There are some different ways to look at a program:

Corporate developer: "Programs are to be run, and occasionally read or proved correctly" Donald Knuth: "Programs are to be read, and occasionally run" Type Theorist: "Programs are to be compiled, and occasionally run or read"

https://thenewstack.io/rust-in-the-linux-kernel/

https://security.googleblog.com/2023/10/bare-metal-rust-in-a...


Quiz: what is the opposite of patronising? Because that's what you're being. Not talking down to people but assuming more than is typical.

You're clearly highly intelligent, evidently more so than I am. Additionally my mind doesn't work like yours, I'm not an abstract thinker. Plonk stuff like this in front of me and I can decipher it eventually, if I can get some clear statement of the notation and its semantics anyway, and there is stuff in there I'm not familiar with.

Most people aren't abstract thinkers. They are motivated by practical concerns. I spent an enormous amount of time reading up on stuff like this and I really can't see the value to it to me as a programmer.

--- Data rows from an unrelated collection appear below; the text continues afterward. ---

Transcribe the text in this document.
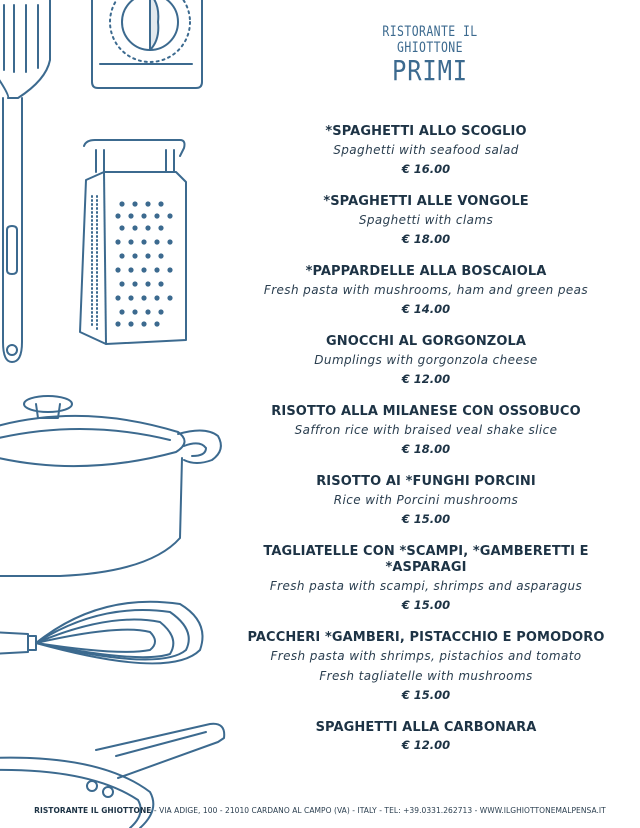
RISTORANTE IL GHIOTTONE
PRIMI
*SPAGHETTI ALLO SCOGLIO
Spaghetti with seafood salad
€ 16.00
*SPAGHETTI ALLE VONGOLE
Spaghetti with clams
€ 18.00
*PAPPARDELLE ALLA BOSCAIOLA
Fresh pasta with mushrooms, ham and green peas
€ 14.00
GNOCCHI AL GORGONZOLA
Dumplings with gorgonzola cheese
€ 12.00
RISOTTO ALLA MILANESE CON OSSOBUCO
Saffron rice with braised veal shake slice
€ 18.00
RISOTTO AI *FUNGHI PORCINI
Rice with Porcini mushrooms
€ 15.00
TAGLIATELLE CON *SCAMPI, *GAMBERETTI E *ASPARAGI
Fresh pasta with scampi, shrimps and asparagus
€ 15.00
PACCHERI *GAMBERI, PISTACCHIO E POMODORO
Fresh pasta with shrimps, pistachios and tomato
Fresh tagliatelle with mushrooms
€ 15.00
SPAGHETTI ALLA CARBONARA
€ 12.00
RISTORANTE IL GHIOTTONE - VIA ADIGE, 100 - 21010 CARDANO AL CAMPO (VA) - ITALY - TEL: +39.0331.262713 - WWW.ILGHIOTTONEMALPENSA.IT
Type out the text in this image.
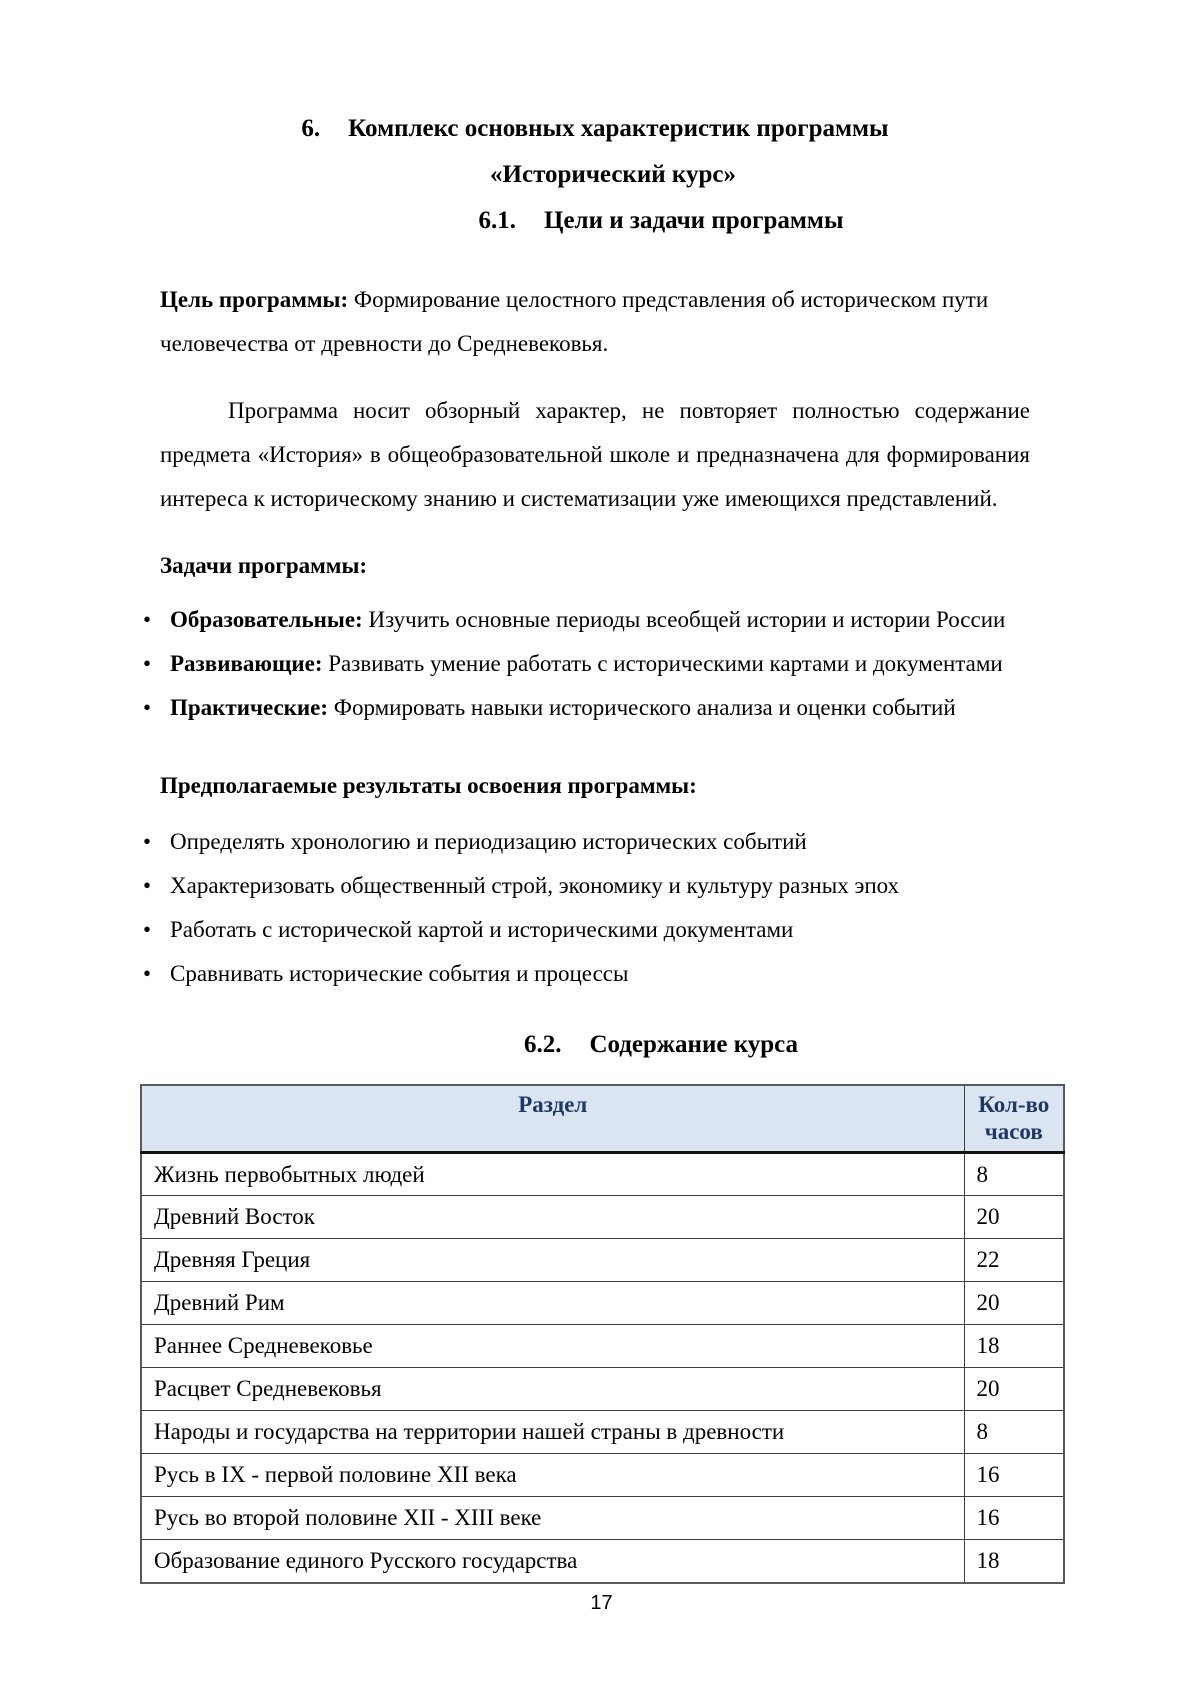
6. Комплекс основных характеристик программы
«Исторический курс»
6.1. Цели и задачи программы

Цель программы: Формирование целостного представления об историческом пути человечества от древности до Средневековья.

Программа носит обзорный характер, не повторяет полностью содержание предмета «История» в общеобразовательной школе и предназначена для формирования интереса к историческому знанию и систематизации уже имеющихся представлений.

Задачи программы:
• Образовательные: Изучить основные периоды всеобщей истории и истории России
• Развивающие: Развивать умение работать с историческими картами и документами
• Практические: Формировать навыки исторического анализа и оценки событий
Предполагаемые результаты освоения программы:
• Определять хронологию и периодизацию исторических событий
• Характеризовать общественный строй, экономику и культуру разных эпох
• Работать с исторической картой и историческими документами
• Сравнивать исторические события и процессы
6.2. Содержание курса
Раздел	Кол-во часов
Жизнь первобытных людей	8
Древний Восток	20
Древняя Греция	22
Древний Рим	20
Раннее Средневековье	18
Расцвет Средневековья	20
Народы и государства на территории нашей страны в древности	8
Русь в IX - первой половине XII века	16
Русь во второй половине XII - XIII веке	16
Образование единого Русского государства	18
17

It's deeply frustrating because I know it has value, but I just can't use it. It's interesting, I know it's useful, but I can't use it.

Please allow that other people think differently and are motivated differently, and don't assume that what's easy for you is for them. I wish I had your cranium.


> Quiz: what is the opposite of patronising?

Humble, respectful, modest?

I respect that different people will find different things hard or easy, so that a generalization is never truly possible (except, uh, this sentence?). On the other hand, speaking with absolutely no generalizations whatsoever is simply not possible, because so many caveats and exceptions would make communication impossible.

I do stand by my initial assertion that, in general, if you have a mind capable of learning a new programming language, you can learn lambda calculus, and it won't be particularly hard.


> Most people aren't abstract thinkers. They are motivated by practical concerns.

Abstract thinking is motivated by practical concerns, namely being able to think comfortably about larger problems without being limited by one's capability for complex reasoning. Most people don't do it because they aren't used to, or they have never been taught how.


Under that constraint, what wouldn't count as an accessible exposition?


"I have a truly marvelous demonstration of this proposition which this margin is too narrow to contain."


So the only way for an explanation not to be accessible is to not provide it? Okay.


In the spirit of the topic, I ran the truth tables you got yourself a valid argument. Feel free to pin this to the top.


Something involving implicit knowledge and conventions that is not spelled out.


Oh get real. I have a background in this. Lambda notation, Hoare notation (I think), 'standard' logic notation.

Don't talk rubbish about 'look it up'. You need a degree to get this. Not a metaphorical degree, the real thing.

Edit - and a brain bigger than mine.


> Don't talk rubbish about 'look it up'. You need a degree to get this. Not a metaphorical degree, the real thing.

You really don't need a degree. The Curry-Howard isomorphism is taught in undergraduate CS courses, to students who are simultaneously being introduced to lambda calculus.

While I wouldn't say it's trivial, it's not rocket science either. Most students get it and pass the exams.


It's an introductory CS concept, requiring a degree would make things a bit circular...


I would interpret "accessible" here as meaning relatively accessible compared to what it could be. The underlying concept is inherently difficult, and so it will always be somewhat inaccessible, but within the space of all possible explanations, I would agree that it's on the more accessible end rather than the less.


Nifty. That was a nice 4-page exposé of the correspondence. There are no general proofs, but the correspondence between notations is very suggestive and invokes interesting intuitions, I think. The example derivations with the uncurry example are quite fun to work through. The paragraph about continuations corresponding to double negation is also super neat!

Now I just wish there were something similar for the missing category theory third of the trinitary mentioned in another comment.